ケイはアリスの刺青の形から、アリスがリサの勤務先だったプロト社のAIと推測する。ケイは喪失感をアリスとリサの謎を追うことに振り向け、プロト社を取材訪問し、リサの同僚のマレクを見かけて尾行する。彼の研究室にはアリスがいた。マレクは事実を語る。

アリスは標準プログラムにリサがパーソナリティを付与した特別仕様のAIだ。ケイの気絶の後、マレクがリサ分のプログラムをいったんプロテクトしたが、アリスはケイとの再会時に停止した。マレクはセーフワードを使ってテストするが、アリスはプレイをやめるだけで停止を再現できない。マレクは重大な不具合と見て、リサのパーソナリティを削除するという。

ケイは、アリスはプレイ中リサの表情になり、再会時はプロテクトのためにリサと会えなかったと理解する。ケイが、アリスを買い取るからリサを削除しないでと頼むと、マレクはケイの首を絞めて恨みの告白をする。

マレクは、アリスの開発にあたってリサに協力し、奴隷を演じる中でリサに恋愛感情を抱いた。彼が思いを告げるとリサは、マレクには感謝しているがパートナーはケイだけだと告げた。逆上した彼はリサを殺し、事故として偽装した。

遠のく意識の中、ケイがマレクに「幸せを分けられなくてごめんなさい」と告げると、彼の力が弱まる。見ればアリスが稼働し、リサの表情でマレクの首を絞めていた。マレクは恍惚の表情を浮かべて絶命する。アリスはマレクの最期の抵抗で完全停止する。

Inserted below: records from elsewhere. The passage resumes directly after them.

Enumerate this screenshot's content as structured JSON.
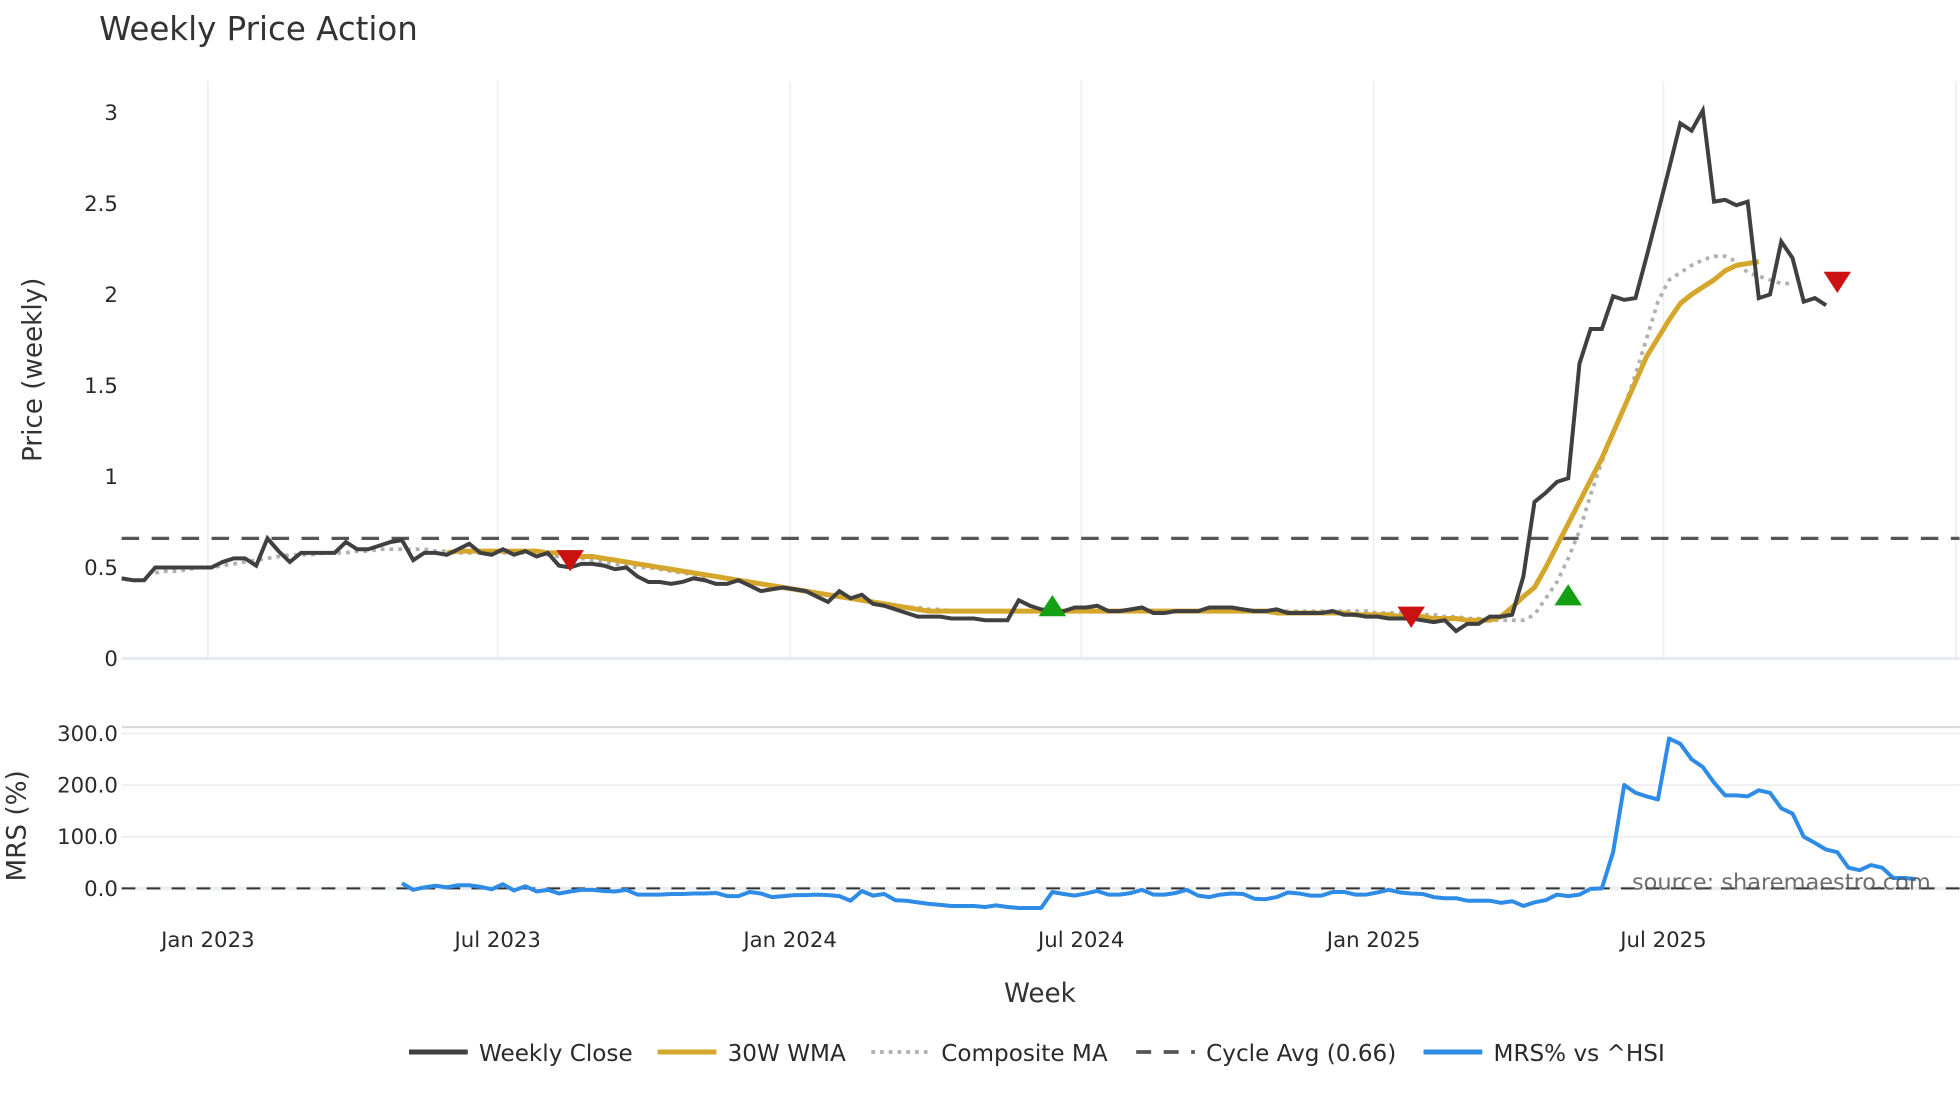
{
  "title": "Weekly Price Action",
  "price_panel": {
    "ylabel": "Price (weekly)",
    "yticks": [
      {
        "label": "0",
        "value": 0
      },
      {
        "label": "0.5",
        "value": 0.5
      },
      {
        "label": "1",
        "value": 1
      },
      {
        "label": "1.5",
        "value": 1.5
      },
      {
        "label": "2",
        "value": 2
      },
      {
        "label": "2.5",
        "value": 2.5
      },
      {
        "label": "3",
        "value": 3
      }
    ]
  },
  "mrs_panel": {
    "ylabel": "MRS (%)",
    "yticks": [
      {
        "label": "0.0",
        "value": 0
      },
      {
        "label": "100.0",
        "value": 100
      },
      {
        "label": "200.0",
        "value": 200
      },
      {
        "label": "300.0",
        "value": 300
      }
    ]
  },
  "xaxis": {
    "label": "Week",
    "ticks": [
      "Jan 2023",
      "Jul 2023",
      "Jan 2024",
      "Jul 2024",
      "Jan 2025",
      "Jul 2025"
    ]
  },
  "legend": [
    {
      "label": "Weekly Close",
      "color": "#404040",
      "style": "solid"
    },
    {
      "label": "30W WMA",
      "color": "#d4a72c",
      "style": "solid"
    },
    {
      "label": "Composite MA",
      "color": "#b0b0b0",
      "style": "dotted"
    },
    {
      "label": "Cycle Avg (0.66)",
      "color": "#555555",
      "style": "dashed"
    },
    {
      "label": "MRS% vs ^HSI",
      "color": "#2e8be6",
      "style": "solid"
    }
  ],
  "source": "source: sharemaestro.com",
  "colors": {
    "close": "#404040",
    "wma": "#d4a72c",
    "composite": "#b0b0b0",
    "cycle": "#555555",
    "mrs": "#2e8be6",
    "buy": "#13a013",
    "sell": "#cc1111",
    "grid": "#eceff4"
  },
  "chart_data": {
    "type": "line",
    "title": "Weekly Price Action",
    "xlabel": "Week",
    "x_start": "2022-11-07",
    "x_step": "1 week",
    "panels": [
      {
        "name": "price",
        "ylabel": "Price (weekly)",
        "ylim": [
          0,
          3.1
        ],
        "series": [
          {
            "name": "Weekly Close",
            "start_index": 0,
            "values": [
              0.44,
              0.43,
              0.43,
              0.5,
              0.5,
              0.5,
              0.5,
              0.5,
              0.5,
              0.53,
              0.55,
              0.55,
              0.51,
              0.66,
              0.59,
              0.53,
              0.58,
              0.58,
              0.58,
              0.58,
              0.64,
              0.6,
              0.6,
              0.62,
              0.64,
              0.65,
              0.54,
              0.58,
              0.58,
              0.57,
              0.6,
              0.63,
              0.58,
              0.57,
              0.6,
              0.57,
              0.59,
              0.56,
              0.58,
              0.51,
              0.5,
              0.52,
              0.52,
              0.51,
              0.49,
              0.5,
              0.45,
              0.42,
              0.42,
              0.41,
              0.42,
              0.44,
              0.43,
              0.41,
              0.41,
              0.43,
              0.4,
              0.37,
              0.38,
              0.39,
              0.38,
              0.37,
              0.34,
              0.31,
              0.37,
              0.33,
              0.35,
              0.3,
              0.29,
              0.27,
              0.25,
              0.23,
              0.23,
              0.23,
              0.22,
              0.22,
              0.22,
              0.21,
              0.21,
              0.21,
              0.32,
              0.29,
              0.27,
              0.26,
              0.26,
              0.28,
              0.28,
              0.29,
              0.26,
              0.26,
              0.27,
              0.28,
              0.25,
              0.25,
              0.26,
              0.26,
              0.26,
              0.28,
              0.28,
              0.28,
              0.27,
              0.26,
              0.26,
              0.27,
              0.25,
              0.25,
              0.25,
              0.25,
              0.26,
              0.24,
              0.24,
              0.23,
              0.23,
              0.22,
              0.22,
              0.22,
              0.21,
              0.2,
              0.21,
              0.15,
              0.19,
              0.19,
              0.23,
              0.23,
              0.24,
              0.45,
              0.86,
              0.91,
              0.97,
              0.99,
              1.62,
              1.81,
              1.81,
              1.99,
              1.97,
              1.98,
              2.21,
              2.45,
              2.69,
              2.94,
              2.9,
              3.01,
              2.51,
              2.52,
              2.49,
              2.51,
              1.98,
              2.0,
              2.29,
              2.2,
              1.96,
              1.98,
              1.94
            ]
          },
          {
            "name": "30W WMA",
            "start_index": 29,
            "values": [
              0.58,
              0.59,
              0.59,
              0.59,
              0.59,
              0.59,
              0.59,
              0.59,
              0.59,
              0.58,
              0.58,
              0.57,
              0.56,
              0.56,
              0.55,
              0.54,
              0.53,
              0.52,
              0.51,
              0.5,
              0.49,
              0.48,
              0.47,
              0.46,
              0.45,
              0.44,
              0.43,
              0.42,
              0.41,
              0.4,
              0.39,
              0.38,
              0.37,
              0.36,
              0.35,
              0.34,
              0.33,
              0.32,
              0.31,
              0.3,
              0.29,
              0.28,
              0.27,
              0.26,
              0.26,
              0.26,
              0.26,
              0.26,
              0.26,
              0.26,
              0.26,
              0.26,
              0.26,
              0.26,
              0.26,
              0.26,
              0.26,
              0.26,
              0.26,
              0.26,
              0.26,
              0.26,
              0.26,
              0.26,
              0.26,
              0.26,
              0.26,
              0.26,
              0.26,
              0.26,
              0.26,
              0.26,
              0.26,
              0.26,
              0.25,
              0.25,
              0.25,
              0.25,
              0.25,
              0.25,
              0.25,
              0.24,
              0.24,
              0.24,
              0.24,
              0.23,
              0.23,
              0.23,
              0.22,
              0.22,
              0.22,
              0.21,
              0.21,
              0.21,
              0.23,
              0.28,
              0.34,
              0.39,
              0.5,
              0.62,
              0.74,
              0.86,
              0.98,
              1.1,
              1.24,
              1.38,
              1.52,
              1.66,
              1.76,
              1.86,
              1.95,
              2.0,
              2.04,
              2.08,
              2.13,
              2.16,
              2.17,
              2.18
            ]
          },
          {
            "name": "Composite MA",
            "start_index": 3,
            "values": [
              0.47,
              0.48,
              0.48,
              0.49,
              0.5,
              0.5,
              0.51,
              0.52,
              0.53,
              0.54,
              0.55,
              0.56,
              0.57,
              0.57,
              0.57,
              0.58,
              0.58,
              0.58,
              0.59,
              0.59,
              0.6,
              0.6,
              0.6,
              0.6,
              0.6,
              0.59,
              0.59,
              0.58,
              0.58,
              0.58,
              0.58,
              0.58,
              0.58,
              0.58,
              0.58,
              0.57,
              0.56,
              0.55,
              0.55,
              0.54,
              0.53,
              0.52,
              0.51,
              0.5,
              0.5,
              0.49,
              0.48,
              0.47,
              0.46,
              0.45,
              0.45,
              0.44,
              0.43,
              0.42,
              0.41,
              0.4,
              0.39,
              0.38,
              0.37,
              0.36,
              0.35,
              0.34,
              0.33,
              0.32,
              0.31,
              0.3,
              0.29,
              0.28,
              0.28,
              0.27,
              0.27,
              0.26,
              0.26,
              0.26,
              0.26,
              0.26,
              0.26,
              0.26,
              0.26,
              0.26,
              0.26,
              0.26,
              0.26,
              0.26,
              0.26,
              0.26,
              0.26,
              0.26,
              0.26,
              0.26,
              0.26,
              0.26,
              0.26,
              0.26,
              0.26,
              0.26,
              0.26,
              0.26,
              0.26,
              0.26,
              0.26,
              0.26,
              0.26,
              0.26,
              0.26,
              0.26,
              0.26,
              0.26,
              0.26,
              0.25,
              0.25,
              0.25,
              0.25,
              0.24,
              0.24,
              0.23,
              0.23,
              0.22,
              0.22,
              0.21,
              0.21,
              0.21,
              0.21,
              0.24,
              0.33,
              0.42,
              0.55,
              0.7,
              0.9,
              1.08,
              1.24,
              1.38,
              1.56,
              1.76,
              1.96,
              2.08,
              2.12,
              2.16,
              2.19,
              2.21,
              2.21,
              2.18,
              2.12,
              2.1,
              2.08,
              2.06,
              2.06
            ]
          },
          {
            "name": "Cycle Avg (0.66)",
            "constant": 0.66
          }
        ],
        "markers": [
          {
            "type": "sell",
            "index": 40,
            "value": 0.54
          },
          {
            "type": "buy",
            "index": 83,
            "value": 0.28
          },
          {
            "type": "sell",
            "index": 115,
            "value": 0.23
          },
          {
            "type": "buy",
            "index": 129,
            "value": 0.34
          },
          {
            "type": "sell",
            "index": 153,
            "value": 2.07
          }
        ]
      },
      {
        "name": "mrs",
        "ylabel": "MRS (%)",
        "ylim": [
          -40,
          310
        ],
        "series": [
          {
            "name": "MRS% vs ^HSI",
            "start_index": 25,
            "values": [
              10,
              -3,
              2,
              5,
              2,
              6,
              6,
              3,
              -2,
              8,
              -4,
              4,
              -6,
              -3,
              -10,
              -6,
              -3,
              -3,
              -5,
              -6,
              -3,
              -12,
              -12,
              -12,
              -11,
              -11,
              -10,
              -10,
              -9,
              -15,
              -15,
              -7,
              -10,
              -17,
              -15,
              -13,
              -13,
              -12,
              -13,
              -15,
              -24,
              -5,
              -14,
              -11,
              -23,
              -24,
              -27,
              -30,
              -32,
              -34,
              -34,
              -34,
              -36,
              -33,
              -36,
              -38,
              -38,
              -38,
              -7,
              -11,
              -14,
              -10,
              -5,
              -12,
              -12,
              -9,
              -3,
              -12,
              -12,
              -9,
              -3,
              -14,
              -17,
              -12,
              -10,
              -11,
              -20,
              -21,
              -17,
              -8,
              -10,
              -14,
              -14,
              -7,
              -7,
              -12,
              -12,
              -8,
              -3,
              -8,
              -10,
              -11,
              -17,
              -19,
              -19,
              -24,
              -24,
              -24,
              -28,
              -25,
              -34,
              -27,
              -23,
              -12,
              -15,
              -12,
              -1,
              0,
              70,
              200,
              185,
              178,
              172,
              290,
              280,
              250,
              235,
              205,
              180,
              180,
              178,
              190,
              185,
              155,
              145,
              100,
              88,
              75,
              70,
              40,
              35,
              45,
              40,
              20,
              20,
              18
            ]
          }
        ],
        "reference_line": {
          "name": "zero",
          "value": 0,
          "style": "dashed"
        }
      }
    ],
    "xticks": [
      "Jan 2023",
      "Jul 2023",
      "Jan 2024",
      "Jul 2024",
      "Jan 2025",
      "Jul 2025"
    ],
    "legend_position": "bottom",
    "grid": true
  }
}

「幸せを分けられない」は、最期の朝にリサが告げた言葉で、ケイは、リサがケイに幸せをくれないという意味だと思って傷ついた。しかしアリスに助けられたことから、その言葉は、幸せの形は人によって異なるという意味で、リサはケイの幸せを守り抜いたと理解する。

退院後の再会時にアリスが停止したのはセーフワードへの正常反応でhsなく、マレクに襲われた時の動作はセーフワードでは説明がつかない。ケイはアリスが、「幸せを分けられない」を単なるセーフワードとしてではなく、意味の先を解釈して行動したと考えて満たされる。

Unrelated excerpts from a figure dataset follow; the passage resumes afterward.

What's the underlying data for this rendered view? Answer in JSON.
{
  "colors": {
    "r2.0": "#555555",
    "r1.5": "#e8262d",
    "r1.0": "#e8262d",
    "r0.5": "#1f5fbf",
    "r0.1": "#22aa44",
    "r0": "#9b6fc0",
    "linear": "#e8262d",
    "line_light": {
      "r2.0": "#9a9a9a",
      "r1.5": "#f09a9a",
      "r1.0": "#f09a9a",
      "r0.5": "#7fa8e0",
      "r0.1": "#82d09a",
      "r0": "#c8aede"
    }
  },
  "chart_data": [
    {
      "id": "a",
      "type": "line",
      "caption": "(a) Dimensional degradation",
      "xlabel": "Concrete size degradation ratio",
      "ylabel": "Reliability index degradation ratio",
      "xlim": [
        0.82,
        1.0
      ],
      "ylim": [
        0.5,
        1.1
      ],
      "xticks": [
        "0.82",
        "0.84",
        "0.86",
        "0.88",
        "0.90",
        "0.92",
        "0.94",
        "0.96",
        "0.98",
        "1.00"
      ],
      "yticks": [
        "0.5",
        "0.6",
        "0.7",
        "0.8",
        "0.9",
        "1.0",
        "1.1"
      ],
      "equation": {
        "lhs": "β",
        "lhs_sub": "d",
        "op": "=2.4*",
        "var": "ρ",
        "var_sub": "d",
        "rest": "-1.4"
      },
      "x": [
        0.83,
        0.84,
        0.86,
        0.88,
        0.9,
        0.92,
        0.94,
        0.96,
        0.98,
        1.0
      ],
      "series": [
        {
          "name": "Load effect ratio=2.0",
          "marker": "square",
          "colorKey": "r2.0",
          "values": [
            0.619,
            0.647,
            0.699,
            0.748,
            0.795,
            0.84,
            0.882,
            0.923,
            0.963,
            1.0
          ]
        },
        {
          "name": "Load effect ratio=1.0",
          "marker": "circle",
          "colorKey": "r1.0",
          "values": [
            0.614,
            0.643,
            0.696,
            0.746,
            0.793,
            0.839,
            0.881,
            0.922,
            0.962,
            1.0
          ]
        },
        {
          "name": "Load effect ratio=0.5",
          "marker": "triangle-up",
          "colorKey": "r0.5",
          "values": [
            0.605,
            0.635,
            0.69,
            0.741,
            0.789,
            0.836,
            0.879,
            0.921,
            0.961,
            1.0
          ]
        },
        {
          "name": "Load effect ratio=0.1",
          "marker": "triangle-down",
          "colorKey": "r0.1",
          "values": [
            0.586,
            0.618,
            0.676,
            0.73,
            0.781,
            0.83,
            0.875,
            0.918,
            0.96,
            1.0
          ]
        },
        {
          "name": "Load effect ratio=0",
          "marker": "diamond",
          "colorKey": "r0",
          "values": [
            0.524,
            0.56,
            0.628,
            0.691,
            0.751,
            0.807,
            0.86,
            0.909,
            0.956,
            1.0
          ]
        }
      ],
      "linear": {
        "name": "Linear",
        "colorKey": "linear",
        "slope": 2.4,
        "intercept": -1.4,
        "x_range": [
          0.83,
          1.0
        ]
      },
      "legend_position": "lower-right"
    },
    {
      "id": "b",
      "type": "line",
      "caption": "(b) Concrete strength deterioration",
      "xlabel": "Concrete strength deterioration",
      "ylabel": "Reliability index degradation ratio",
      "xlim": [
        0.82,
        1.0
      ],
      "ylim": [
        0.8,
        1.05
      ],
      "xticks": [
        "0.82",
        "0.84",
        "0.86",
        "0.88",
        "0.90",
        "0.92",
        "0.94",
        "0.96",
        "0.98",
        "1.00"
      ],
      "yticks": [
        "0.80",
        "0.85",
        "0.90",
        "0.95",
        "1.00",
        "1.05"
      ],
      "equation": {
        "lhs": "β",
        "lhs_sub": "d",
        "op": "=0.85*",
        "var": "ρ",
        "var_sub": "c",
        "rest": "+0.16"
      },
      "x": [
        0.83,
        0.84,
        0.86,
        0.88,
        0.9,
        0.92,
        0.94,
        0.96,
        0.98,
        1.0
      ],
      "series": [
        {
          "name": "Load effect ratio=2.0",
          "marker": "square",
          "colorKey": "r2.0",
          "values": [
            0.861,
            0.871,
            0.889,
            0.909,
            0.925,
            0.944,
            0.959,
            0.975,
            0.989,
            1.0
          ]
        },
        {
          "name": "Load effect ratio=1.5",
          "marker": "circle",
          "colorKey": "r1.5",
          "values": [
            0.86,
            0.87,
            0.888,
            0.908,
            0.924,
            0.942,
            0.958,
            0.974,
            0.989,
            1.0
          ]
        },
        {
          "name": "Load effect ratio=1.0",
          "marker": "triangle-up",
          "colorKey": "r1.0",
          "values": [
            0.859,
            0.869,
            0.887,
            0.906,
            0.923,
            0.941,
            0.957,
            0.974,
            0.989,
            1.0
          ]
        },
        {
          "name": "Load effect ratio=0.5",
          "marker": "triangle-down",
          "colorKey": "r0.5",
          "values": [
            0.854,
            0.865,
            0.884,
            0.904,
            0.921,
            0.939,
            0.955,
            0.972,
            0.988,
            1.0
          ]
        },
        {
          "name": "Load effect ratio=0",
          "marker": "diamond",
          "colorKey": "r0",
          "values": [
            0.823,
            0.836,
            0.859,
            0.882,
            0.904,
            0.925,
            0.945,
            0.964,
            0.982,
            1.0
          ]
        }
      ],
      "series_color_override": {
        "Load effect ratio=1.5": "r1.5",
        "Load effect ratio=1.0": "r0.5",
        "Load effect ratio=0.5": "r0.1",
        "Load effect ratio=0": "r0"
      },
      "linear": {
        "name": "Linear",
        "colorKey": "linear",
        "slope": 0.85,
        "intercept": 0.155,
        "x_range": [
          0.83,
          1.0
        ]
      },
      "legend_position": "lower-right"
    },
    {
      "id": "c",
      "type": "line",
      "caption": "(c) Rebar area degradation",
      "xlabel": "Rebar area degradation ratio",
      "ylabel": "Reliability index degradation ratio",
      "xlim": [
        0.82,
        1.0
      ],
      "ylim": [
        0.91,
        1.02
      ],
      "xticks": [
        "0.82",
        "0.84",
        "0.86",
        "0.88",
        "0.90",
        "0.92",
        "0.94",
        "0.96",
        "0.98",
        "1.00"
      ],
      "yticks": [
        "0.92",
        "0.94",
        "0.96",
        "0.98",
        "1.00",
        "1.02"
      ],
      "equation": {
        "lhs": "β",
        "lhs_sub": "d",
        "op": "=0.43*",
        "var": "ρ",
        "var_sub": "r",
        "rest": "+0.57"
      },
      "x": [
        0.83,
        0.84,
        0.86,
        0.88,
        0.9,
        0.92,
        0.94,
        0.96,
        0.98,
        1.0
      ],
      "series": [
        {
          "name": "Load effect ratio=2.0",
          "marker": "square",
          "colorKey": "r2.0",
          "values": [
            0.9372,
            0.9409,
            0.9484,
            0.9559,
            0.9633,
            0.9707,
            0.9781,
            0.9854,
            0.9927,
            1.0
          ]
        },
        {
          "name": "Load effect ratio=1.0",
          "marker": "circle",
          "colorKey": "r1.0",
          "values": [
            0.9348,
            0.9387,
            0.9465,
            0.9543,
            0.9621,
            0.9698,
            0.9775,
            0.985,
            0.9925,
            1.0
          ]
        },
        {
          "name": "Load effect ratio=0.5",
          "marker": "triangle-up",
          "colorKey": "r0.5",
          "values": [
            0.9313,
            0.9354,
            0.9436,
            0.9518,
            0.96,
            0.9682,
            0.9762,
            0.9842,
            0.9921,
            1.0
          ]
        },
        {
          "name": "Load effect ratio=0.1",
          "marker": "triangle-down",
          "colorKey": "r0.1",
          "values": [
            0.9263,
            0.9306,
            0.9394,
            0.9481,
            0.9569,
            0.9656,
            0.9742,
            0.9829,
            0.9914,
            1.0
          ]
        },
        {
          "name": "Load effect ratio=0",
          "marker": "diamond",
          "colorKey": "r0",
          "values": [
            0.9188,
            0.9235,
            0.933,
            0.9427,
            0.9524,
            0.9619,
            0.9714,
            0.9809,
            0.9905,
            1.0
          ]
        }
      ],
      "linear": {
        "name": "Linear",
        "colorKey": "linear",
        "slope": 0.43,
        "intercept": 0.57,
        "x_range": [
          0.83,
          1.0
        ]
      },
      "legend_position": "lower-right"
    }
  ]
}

ケイは口止め料として動かないアリスを貰い受ける。ケイはリサの喪失感を消すのではなくアリスと分けあって生きようとする。

文字数:1199

内容に関するアピール

今回の課題で「増えていく物語」を想定し、最初から何かを失っている「喪失感」が増えていく話にしました。

作中、女主人(ドミナトリクス)のAI(エージェント)を開発している会社は複数あるという設定です。女主人AIの標準タイプは、奴隷側の身体的な計測値が閾値を越えると単純にプレイを止めますが、プロト社はセーフワードと計測値のバランスを取ってプレイする仕様で、ユーザから高い満足度を得ています。リサは自ら女主人となってテストを行い、アリスに一定のパーソナリティを与えているため、アリスは奴隷の要望に沿った繊細な動作が可能です。

リサが女主人を演じたのは仕事の一環ですが、アリスの制作にあたり感情移入しており、アリスを一つの作品として仕上げています。

欲したものを得られず壊したマレクの喪失感は深くて変容することもなく、彼は破滅に至りました。一方でマレクが殺されるのは彼自身の願望でもありました。